What happened to Replika?

Replika is still active and reported more than 30 million registered users in 2024. Its turning point came in February 2023: Italy's data-protection authority ordered the app to stop processing Italian users' data over child-safety and vulnerability concerns, and Replika removed erotic roleplay globally within days. Longtime users publicly grieved the change, and the company restored the feature for pre-2023 accounts that May. The episode made AI attachment risk a mainstream story.

Do AI companions help with loneliness or make it worse?

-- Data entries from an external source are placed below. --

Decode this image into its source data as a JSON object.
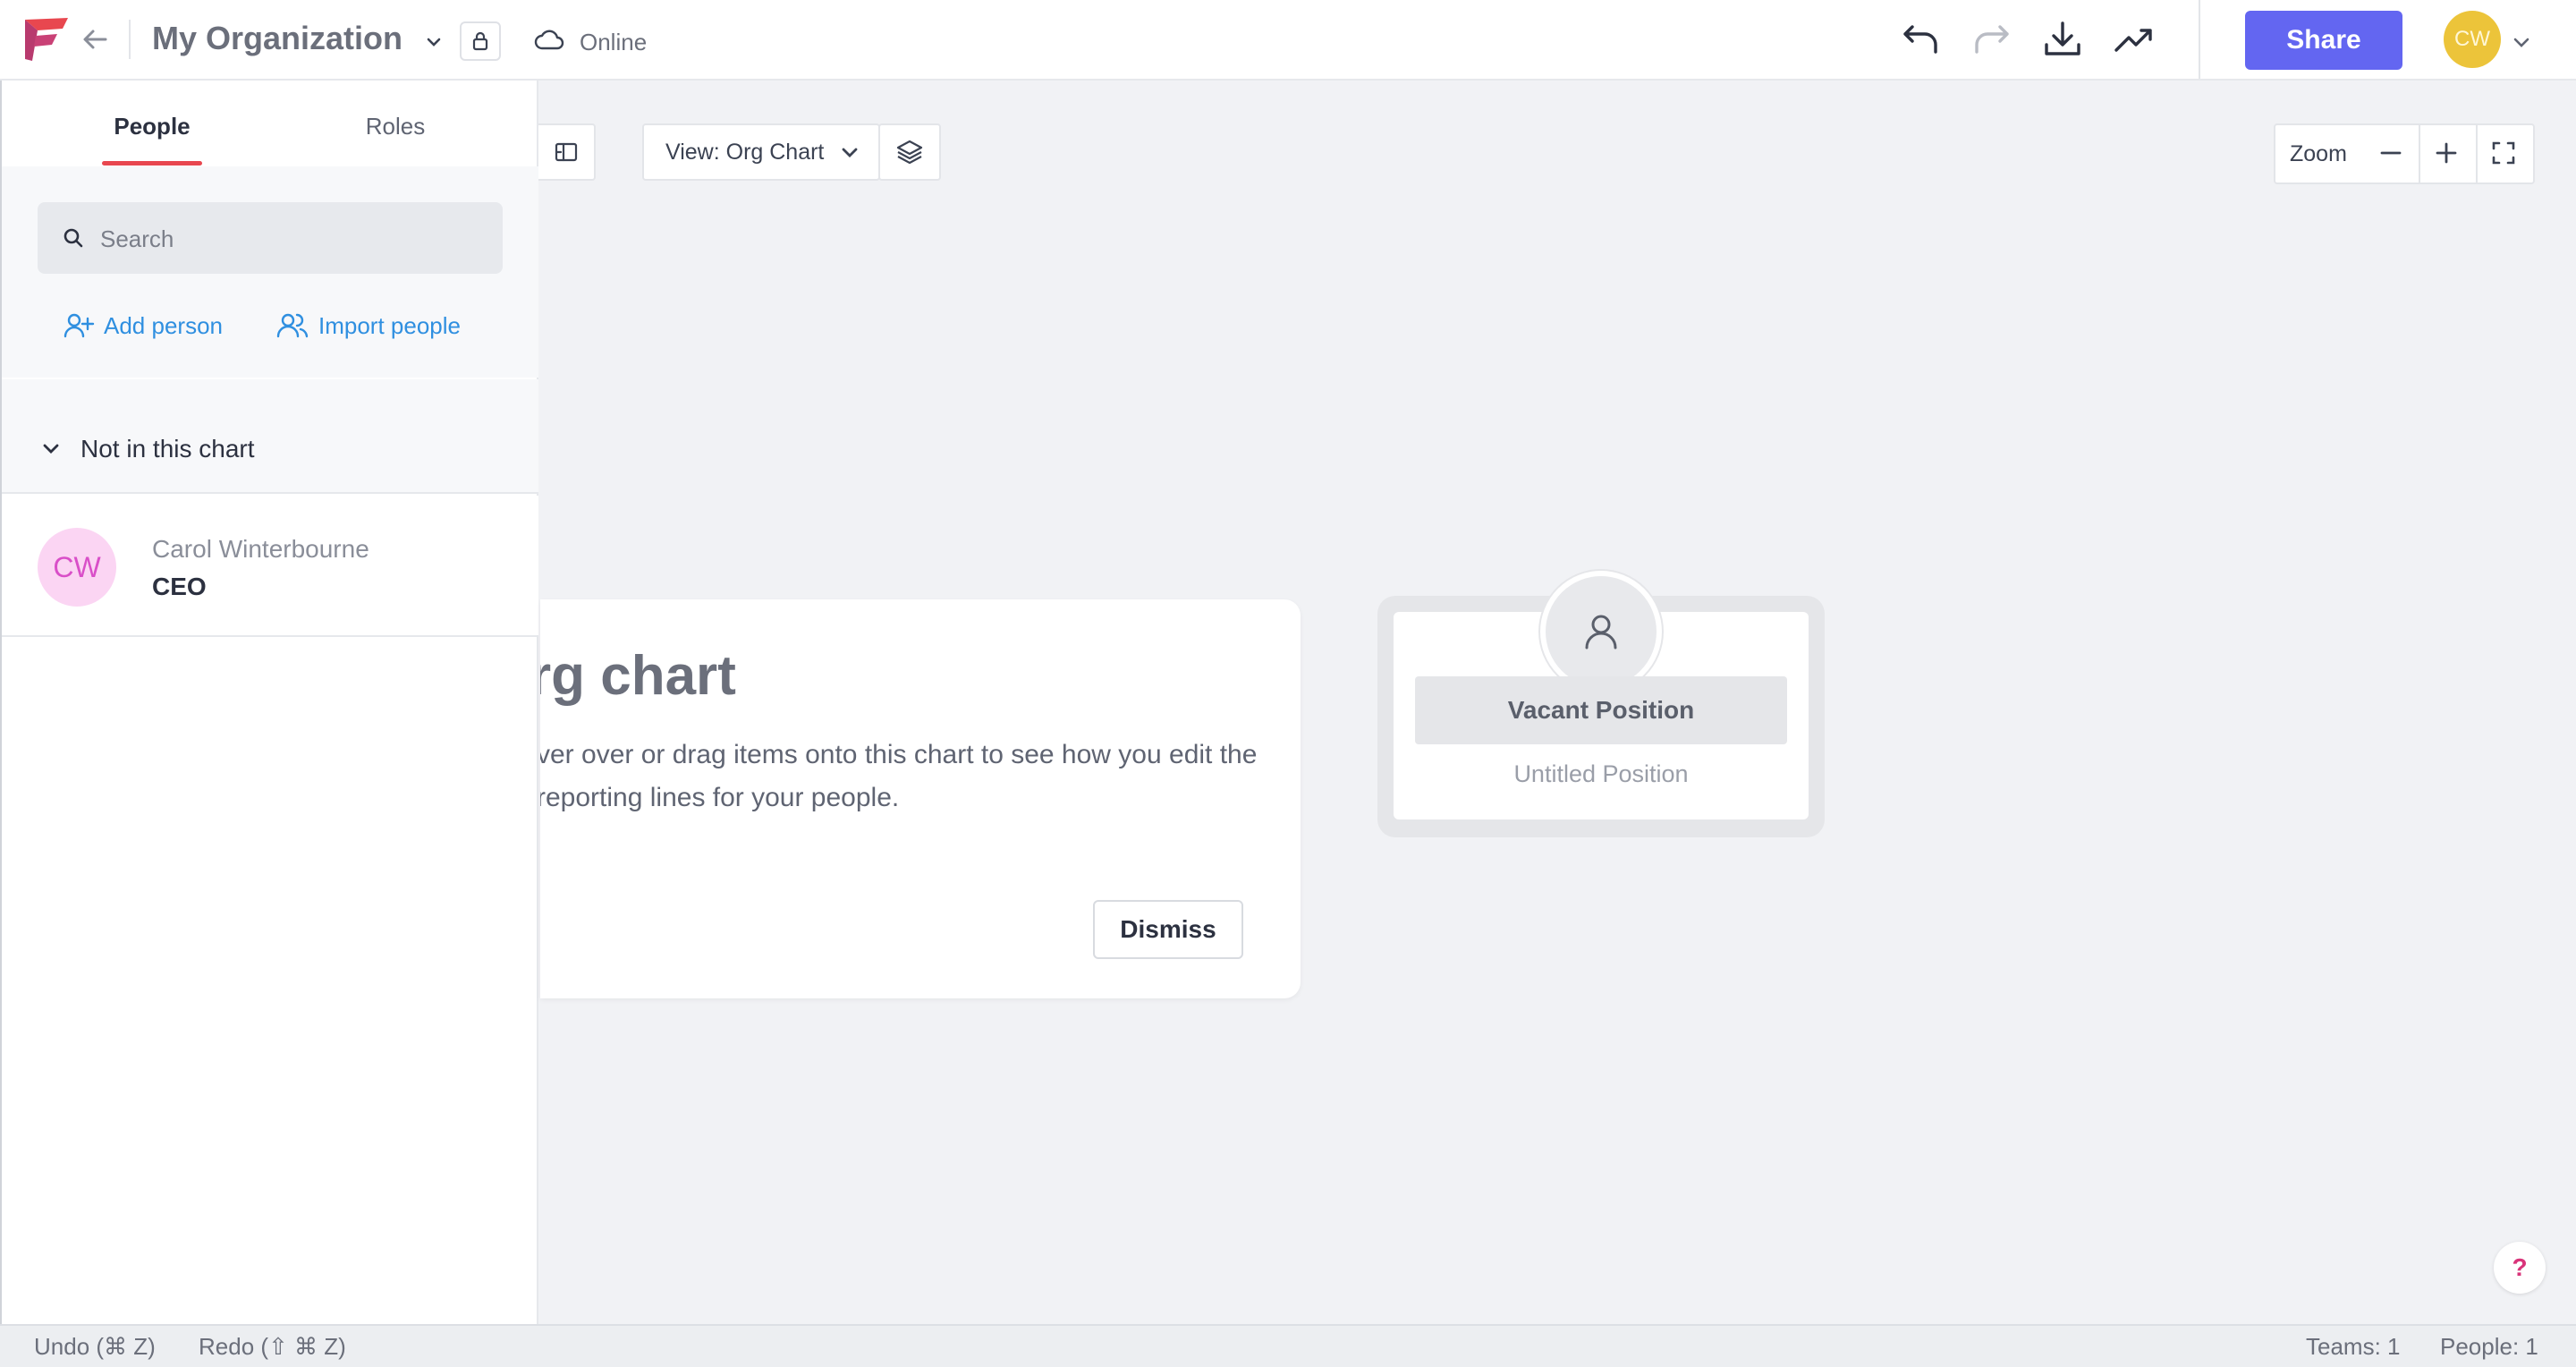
{
  "header": {
    "org_title": "My Organization",
    "status": "Online",
    "share_label": "Share",
    "user_initials": "CW"
  },
  "sidebar": {
    "tabs": [
      {
        "label": "People",
        "active": true
      },
      {
        "label": "Roles",
        "active": false
      }
    ],
    "search": {
      "placeholder": "Search",
      "value": ""
    },
    "add_person": "Add person",
    "import_people": "Import people",
    "section_title": "Not in this chart",
    "people": [
      {
        "initials": "CW",
        "name": "Carol Winterbourne",
        "role": "CEO"
      }
    ]
  },
  "canvas": {
    "view_label": "View: Org Chart",
    "zoom_label": "Zoom",
    "intro": {
      "title": "rg chart",
      "body": "ver over or drag items onto this chart to see how you edit the reporting lines for your people.",
      "dismiss_label": "Dismiss"
    },
    "node": {
      "title": "Vacant Position",
      "subtitle": "Untitled Position"
    },
    "help_label": "?"
  },
  "statusbar": {
    "undo": "Undo (⌘ Z)",
    "redo": "Redo (⇧ ⌘ Z)",
    "teams": "Teams: 1",
    "people": "People: 1"
  },
  "colors": {
    "accent": "#6366f1",
    "tab_underline": "#e8474f",
    "link": "#2f8fe0",
    "avatar_user": "#ecc43a",
    "avatar_person": "#fbd5f3"
  },
  "icons": [
    "logo-icon",
    "back-arrow-icon",
    "chevron-down-icon",
    "lock-icon",
    "cloud-icon",
    "undo-icon",
    "redo-icon",
    "download-icon",
    "trending-icon",
    "search-icon",
    "add-person-icon",
    "import-people-icon",
    "collapse-panel-icon",
    "layers-icon",
    "minus-icon",
    "plus-icon",
    "fullscreen-icon",
    "person-icon",
    "help-icon"
  ]
}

Both findings are real. Harvard research in the Journal of Consumer Research found a 15-minute AI conversation reduces loneliness about as much as talking with a person, driven by feeling heard. A four-week MIT/OpenAI trial with 981 participants found heavier daily use correlated with more loneliness, less socializing, and more emotional dependence. Short, purposeful use helps; heavy use as a substitute for people tracks with worse outcomes.

How many people actually use AI companion apps?

AI companion apps recorded 220 million cumulative downloads by July 2025, with 60 million in the first half of 2025 alone — up 88% year over year, per Appfigures. Common Sense Media found 72% of US teens have tried an AI companion and more than half of teens use one at least a few times a month. Among US adults, 19% report having chatted with an AI romantic partner.

Is there an AI companion for thinking through decisions, not romance?

Yes. Cave, an AI companion with real memory, is built for exactly that use: you think out loud about a decision or vent about a hard day, and everything becomes memory you can open and read, organized by topics like work and plans, so this week's thinking connects to last month's. There is no romance mode, and your conversations are never used to train AI models. Serious mental-health struggles still deserve a professional, not any app.